Nanocellulose-based textile finishing and dyeing, energy harvesting/storage and electroconductive coatings
UGA researchers are developing nanofibrillated cellulose (NC) gels that can be deposited on the surface of single filament fibers, yarns and fabrics made of synthetic and natural polymers. The sustainable raw material prepared by biomass processing can be used as a biocompatible, biologically degradable host for various functional molecules and particles, for example dyes, electroconductive metal nanowires, and nanothermocapsules. NC fibers can function as binding sites for functional particulates, resulting in composites that can be adjusted to coatings on the surfaces of building walls, furniture, roofing, and as finishes for clothing fabrics, footwear, carpets and bedding textiles.

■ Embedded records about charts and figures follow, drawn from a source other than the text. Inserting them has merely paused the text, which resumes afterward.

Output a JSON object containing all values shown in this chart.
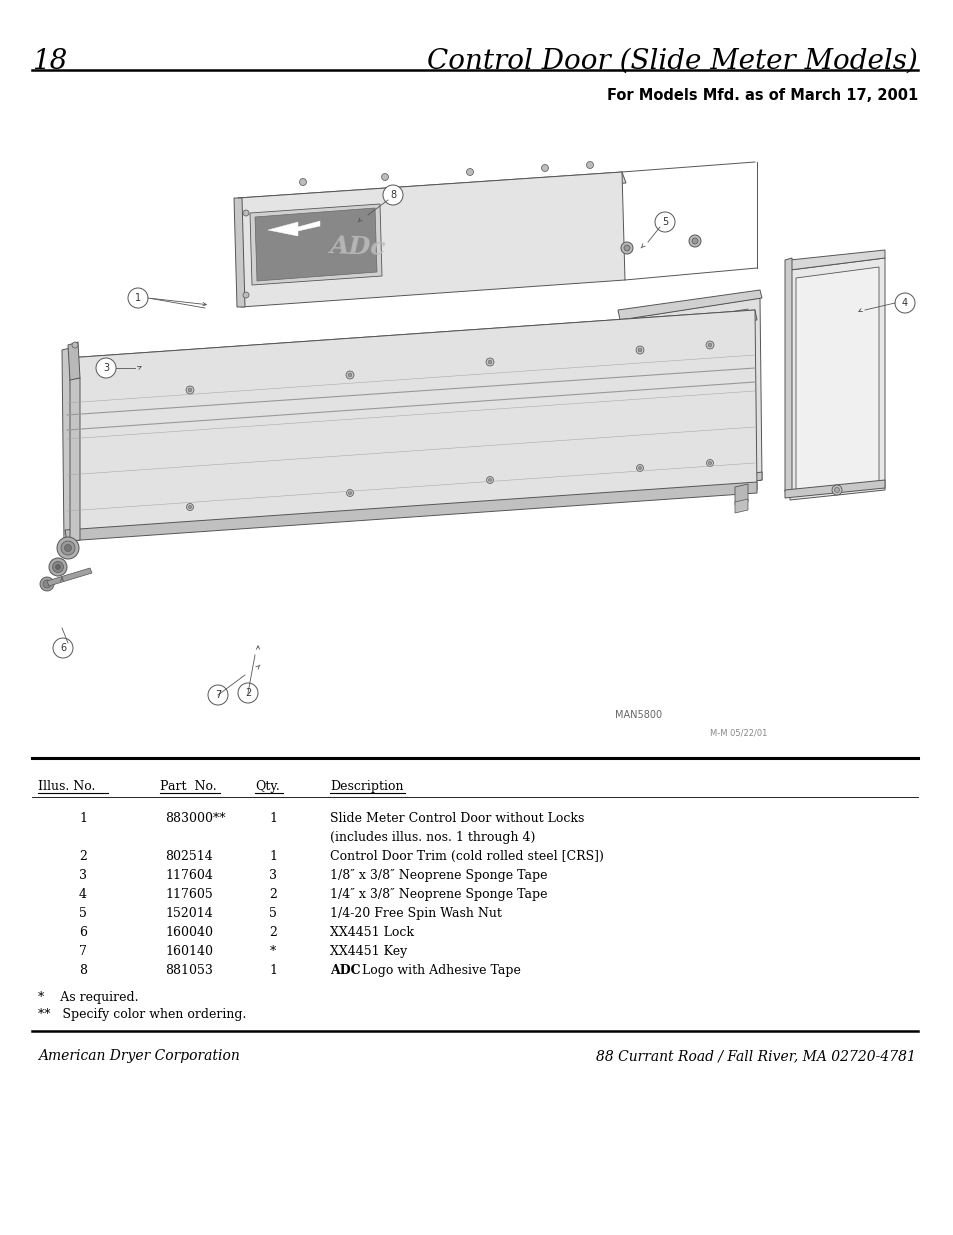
{
  "page_number": "18",
  "title": "Control Door (Slide Meter Models)",
  "subtitle": "For Models Mfd. as of March 17, 2001",
  "footer_left": "American Dryer Corporation",
  "footer_right": "88 Currant Road / Fall River, MA 02720-4781",
  "diagram_label": "MAN5800",
  "diagram_label2": "M-M 05/22/01",
  "table_headers": [
    "Illus. No.",
    "Part  No.",
    "Qty.",
    "Description"
  ],
  "table_rows": [
    [
      "1",
      "883000**",
      "1",
      "Slide Meter Control Door without Locks",
      "(includes illus. nos. 1 through 4)"
    ],
    [
      "2",
      "802514",
      "1",
      "Control Door Trim (cold rolled steel [CRS])",
      ""
    ],
    [
      "3",
      "117604",
      "3",
      "1/8″ x 3/8″ Neoprene Sponge Tape",
      ""
    ],
    [
      "4",
      "117605",
      "2",
      "1/4″ x 3/8″ Neoprene Sponge Tape",
      ""
    ],
    [
      "5",
      "152014",
      "5",
      "1/4-20 Free Spin Wash Nut",
      ""
    ],
    [
      "6",
      "160040",
      "2",
      "XX4451 Lock",
      ""
    ],
    [
      "7",
      "160140",
      "*",
      "XX4451 Key",
      ""
    ],
    [
      "8",
      "881053",
      "1",
      "ADC Logo with Adhesive Tape",
      ""
    ]
  ],
  "footnotes": [
    "*    As required.",
    "**   Specify color when ordering."
  ],
  "bg_color": "#ffffff",
  "text_color": "#000000",
  "line_color": "#000000",
  "diag_color": "#888888",
  "diag_face": "#e8e8e8",
  "diag_face2": "#d8d8d8",
  "diag_edge": "#555555"
}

Nanofiber and microfiber manufacturing
UGA researchers have developed new methods for nanofiber manufacturing, including magnetospinning, touch-, brush-spinning and reactive spinning. These methods differ from older, commonly used methods due to direct mechanical control over nanofiber collection, alignment in 2D- and 3D-structures, post-spinning drawing and better control of reactive spinning with involvement of diffusion-limited reactions. The biologically degradable and biocompatible nanofibers can be used for tissue engineering and cell culture scaffolds; sensors; carriers for enzymes and catalysts; and reinforced composite materials.